Urfa Eskort Zehra

Urfa gecesi, Balıklıgöl’ün kıyısında titreyen kandillerle başlar; taş avlular gün boyu soludukları kavruk kırmızı biber tozunu loş havaya bırakır. Surların karanlık kemerleri, Göbeklitepe’nin kadim sütunlarının kopyası gibi suskun durur. Tam bu yanık kırmızılı sessizlik içinde, Kafkas buzullu rüzgârını geride bırakıp Mezopotamya’nın lavlı toprağına konmuş bir kadın yürür: Urfa Eskort Zehra. Kahverengi saçlarında isot tozunun cılız kızılı parıldar; bal rengi bakışları, Harran Ovası’na damlayan turuncu ay ışığını saklar.

Zehra’yı ilk Gümrük Hanı’nın kemerli avlusunda görürsün. Bir elinde sıcak mırranın siyah köpüğü, öteki avucunda Balıklıgöl’den alınmış soğuk taş… “Taş ateşi saklar, kahve dumanı uyandırır,” der; yumuşak Arapça “z” hecesi, bakırcı çekiçlerinin suskun gölgelerine ince bir yankı ekler. Urfa Eskort kelimelerini telaffuz etmez; fakat dudak kıyısındaki ince gamze, yaşayan bir mühür gibi davetini bırakır.

Beraber çıktığınız yürüyüş, Kızılkoyun Nekropolü’nden süzülen toprak kokusunun arasına düşer. Zehra avucuna biraz isot tozu alıp bileğine bastırır; biberin keskin yağı cildinde anında ısınır. Parmak uçlarının kısa teması, kılcal damarlarında saklı volkanı uyandırır. “İsot zift gibi karanlıktır, ama ateş kavrulduğunda kızarır,” diye fısıldar. O an anlarsın: Urfa Eskort  Zehra, biberin içindeki gölgeli yakutu tenine mühürlemeye geliyor.

Kale yamacındaki taş konağa girdiğinizde tek ışık, bakır kandilin nar kırmızısı yalımıdır. Zehra ipek feracesini omzundan indirir; göğsüne düşen ilk ter damlası, susamlı kadayıf şerbetinin karamel rengine döner. Dudaklarını boynuna kondurduğunda mahlep kokulu mırra ve isotun yanık rayihası aynı anda patlar. Urfa Eskort  Zehra’nın kokusu, sıcak pekmezle kavrulmuş biber çekirdeklerinin dumanını taş duvarlara çiviler.
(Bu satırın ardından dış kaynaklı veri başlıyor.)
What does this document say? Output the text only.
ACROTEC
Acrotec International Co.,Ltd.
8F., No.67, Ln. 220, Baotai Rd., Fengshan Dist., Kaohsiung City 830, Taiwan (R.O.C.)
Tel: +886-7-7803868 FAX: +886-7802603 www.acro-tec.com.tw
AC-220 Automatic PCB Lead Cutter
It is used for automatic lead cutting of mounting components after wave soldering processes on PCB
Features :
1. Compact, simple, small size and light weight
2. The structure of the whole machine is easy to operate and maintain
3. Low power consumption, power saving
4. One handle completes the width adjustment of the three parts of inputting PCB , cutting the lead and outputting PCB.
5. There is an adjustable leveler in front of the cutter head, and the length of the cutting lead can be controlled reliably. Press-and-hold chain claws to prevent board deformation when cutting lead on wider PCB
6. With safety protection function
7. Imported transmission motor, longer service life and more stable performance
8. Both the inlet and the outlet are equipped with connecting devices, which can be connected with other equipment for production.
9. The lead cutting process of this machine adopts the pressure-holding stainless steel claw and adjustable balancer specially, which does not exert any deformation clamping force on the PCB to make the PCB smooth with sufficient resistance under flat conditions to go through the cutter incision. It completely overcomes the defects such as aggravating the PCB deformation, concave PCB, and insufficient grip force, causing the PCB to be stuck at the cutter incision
Ritmini sıra gecesinin def vuruşuna bağlar: önce ağır, tok… Parmak uçları kürek kemiğinde hilâl hilâl isot serpintisi çizer; avucu bel çukurunda Balıklıgöl’ün serin suyu için gizli kanal açar. Sonra def hızlanır, biber kokusu tavana dolar. Tırnak izleri göğsünde bazalt kıymıkları gibi kızarır; her “ruhî” (ruhum) hecesi, kalbini Urfa kalesinin burçlarına bağlar. Gövden, üzüm şırasıyla terlerken Zehra geri çekilir, bakır fincandaki mırrayı dudaklarına götürür; sıcak katran tadını dudaklarında sana sunar—kapkara yoğunluk, tenindeki kızıllığı daha da alevlendirir.
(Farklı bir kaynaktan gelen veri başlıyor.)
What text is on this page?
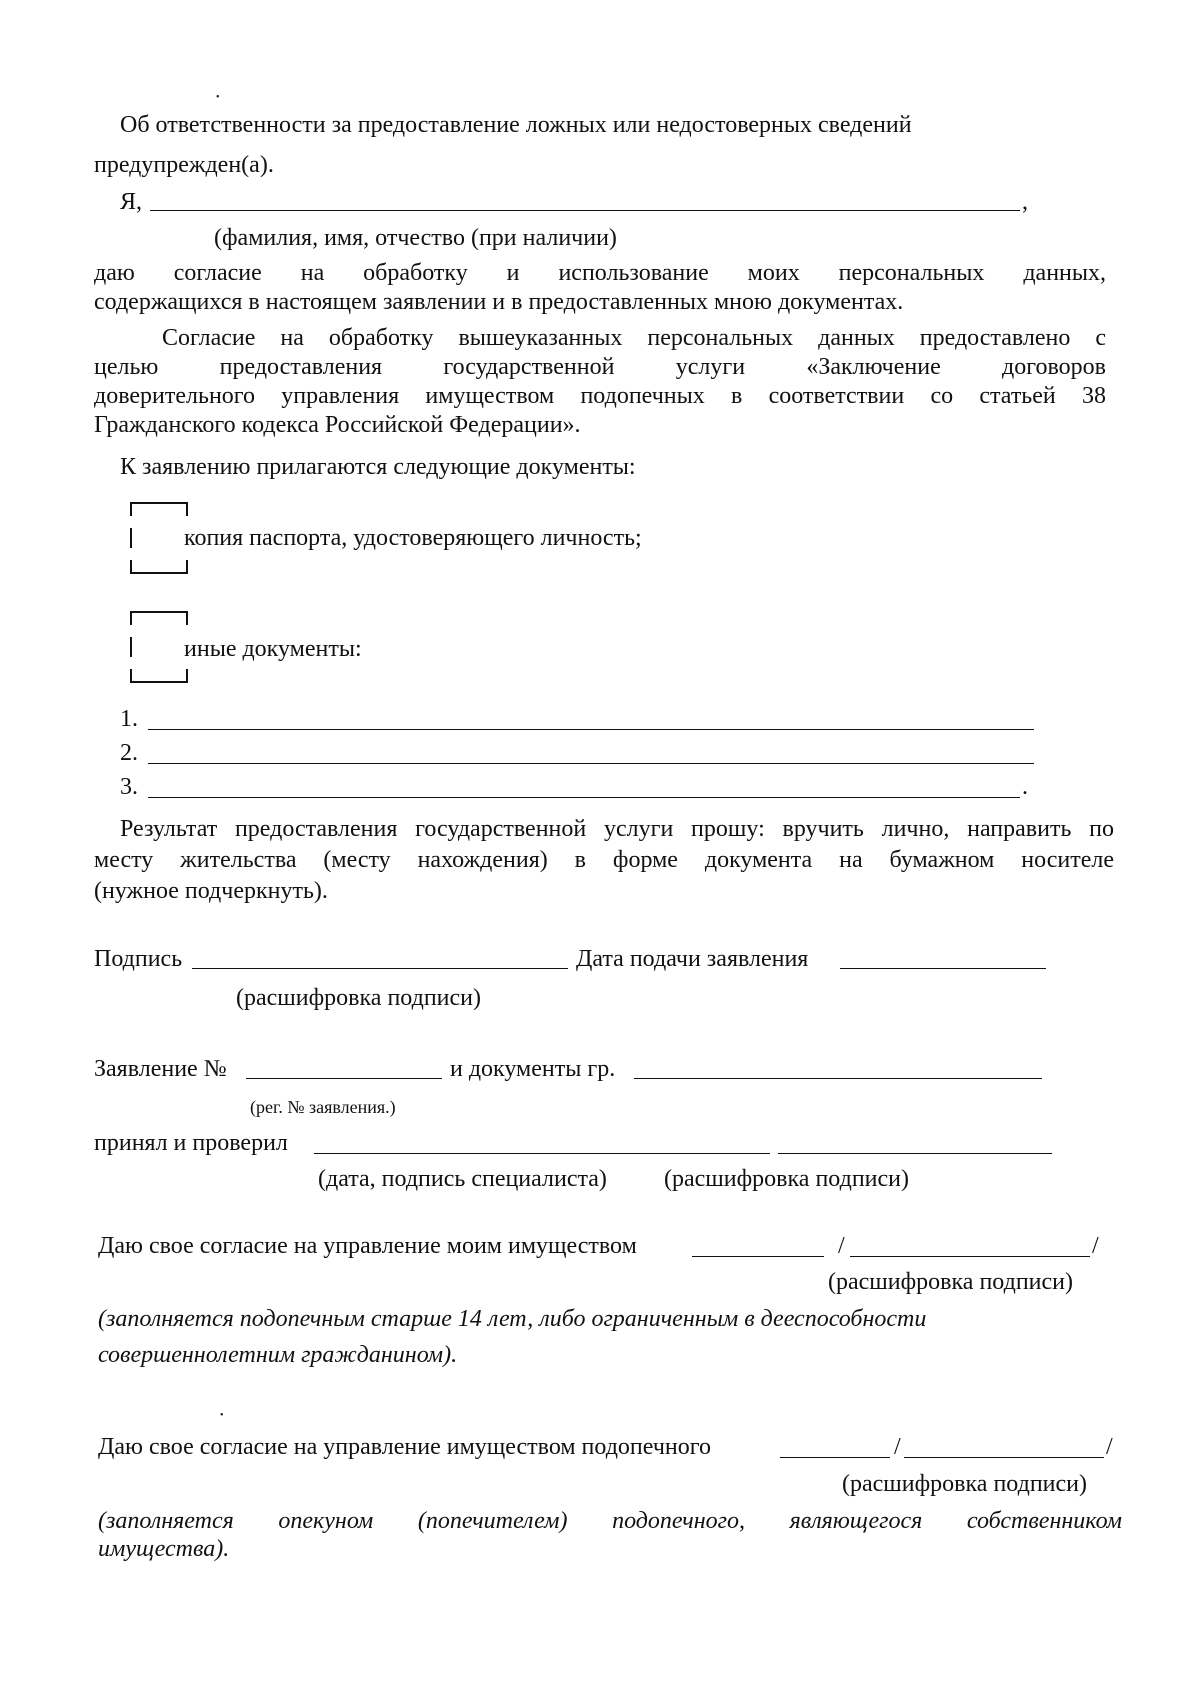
•
•
Об ответственности за предоставление ложных или недостоверных сведений
предупрежден(а).
Я,	,
(фамилия, имя, отчество (при наличии)
даю согласие на обработку и использование моих персональных данных,
содержащихся в настоящем заявлении и в предоставленных мною документах.
Согласие на обработку вышеуказанных персональных данных предоставлено с
целью предоставления государственной услуги «Заключение договоров
доверительного управления имуществом подопечных в соответствии со статьей 38
Гражданского кодекса Российской Федерации».
К заявлению прилагаются следующие документы:
копия паспорта, удостоверяющего личность;
иные документы:
1.
2.
3.	.
Результат предоставления государственной услуги прошу: вручить лично, направить по
месту жительства (месту нахождения) в форме документа на бумажном носителе
(нужное подчеркнуть).
Подпись	Дата подачи заявления
(расшифровка подписи)
Заявление №	и документы гр.
(рег. № заявления.)
принял и проверил
(дата, подпись специалиста) (расшифровка подписи)
Даю свое согласие на управление моим имуществом	/	/
(расшифровка подписи)
(заполняется подопечным старше 14 лет, либо ограниченным в дееспособности
совершеннолетним гражданином).
Даю свое согласие на управление имуществом подопечного	/	/
(расшифровка подписи)
(заполняется опекуном (попечителем) подопечного, являющегося собственником
имущества).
Gece yarısı seni konağın düz damına çıkarır. Aşağıda Harran Ovası’na çöken sis, ay ışığında süt renginde dalgalanır. Zehra saçlarını savurup “Gece biber kararıdır, ateş onun kalbidir,” der. Avucuna aldığı iri tuz kristallerini isot yağına batırıp göğsüne serper; kristaller cildinde erir, tek tek çakmaktaşına dönüşür. Tam o anda “Urfa Eskort” kelimesi dudaklarından buharla yükselir; Kale burçları yankıyı tutup şehre geri yansıtır.
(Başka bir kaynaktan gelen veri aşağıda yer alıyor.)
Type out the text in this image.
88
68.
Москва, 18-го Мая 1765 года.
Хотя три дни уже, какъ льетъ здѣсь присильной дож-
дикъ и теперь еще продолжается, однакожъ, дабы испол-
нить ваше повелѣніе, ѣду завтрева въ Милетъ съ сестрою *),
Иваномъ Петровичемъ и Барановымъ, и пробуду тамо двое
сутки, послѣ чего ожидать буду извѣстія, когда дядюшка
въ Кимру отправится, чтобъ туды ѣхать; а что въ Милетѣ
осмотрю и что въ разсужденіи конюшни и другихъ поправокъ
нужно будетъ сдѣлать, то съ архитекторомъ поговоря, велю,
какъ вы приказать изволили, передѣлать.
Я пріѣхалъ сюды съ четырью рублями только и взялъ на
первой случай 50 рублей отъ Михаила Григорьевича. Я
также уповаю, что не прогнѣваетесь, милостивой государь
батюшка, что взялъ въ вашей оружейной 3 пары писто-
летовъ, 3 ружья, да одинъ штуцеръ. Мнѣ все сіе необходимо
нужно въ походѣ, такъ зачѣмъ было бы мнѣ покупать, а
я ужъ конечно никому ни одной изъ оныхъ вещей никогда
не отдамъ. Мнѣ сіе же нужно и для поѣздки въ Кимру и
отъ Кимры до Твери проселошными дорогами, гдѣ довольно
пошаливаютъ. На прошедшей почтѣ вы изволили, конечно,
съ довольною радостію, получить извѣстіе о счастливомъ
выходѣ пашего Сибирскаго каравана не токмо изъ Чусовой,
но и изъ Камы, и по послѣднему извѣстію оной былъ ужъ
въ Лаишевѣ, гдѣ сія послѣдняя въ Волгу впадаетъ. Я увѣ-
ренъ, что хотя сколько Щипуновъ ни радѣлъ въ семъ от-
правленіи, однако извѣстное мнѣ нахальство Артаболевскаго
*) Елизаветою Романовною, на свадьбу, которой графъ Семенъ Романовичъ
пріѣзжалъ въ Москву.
Şafak, Göbeklitepe’nin taş halkalarına gül pembesi serperek doğar. Zehra feracesini omzuna alır; başucuna küçük bakır kutu içinde isot tozu ve minik bazalt parçası bırakır. “Biberi üfle, taş kızarır,” notu düşer. Kapı kapanır; odada hâlâ mırra buharı, yanık biber ve pekmez kokusu döner. Gün boyu çarşıda kavrulan her fıstık, kulağında Zehra’nın “ateş karanlıkta kızarır” fısıltısını çınlatır— çünkü isot yakutunun saklı kıvılcımı artık damarlarında yanar.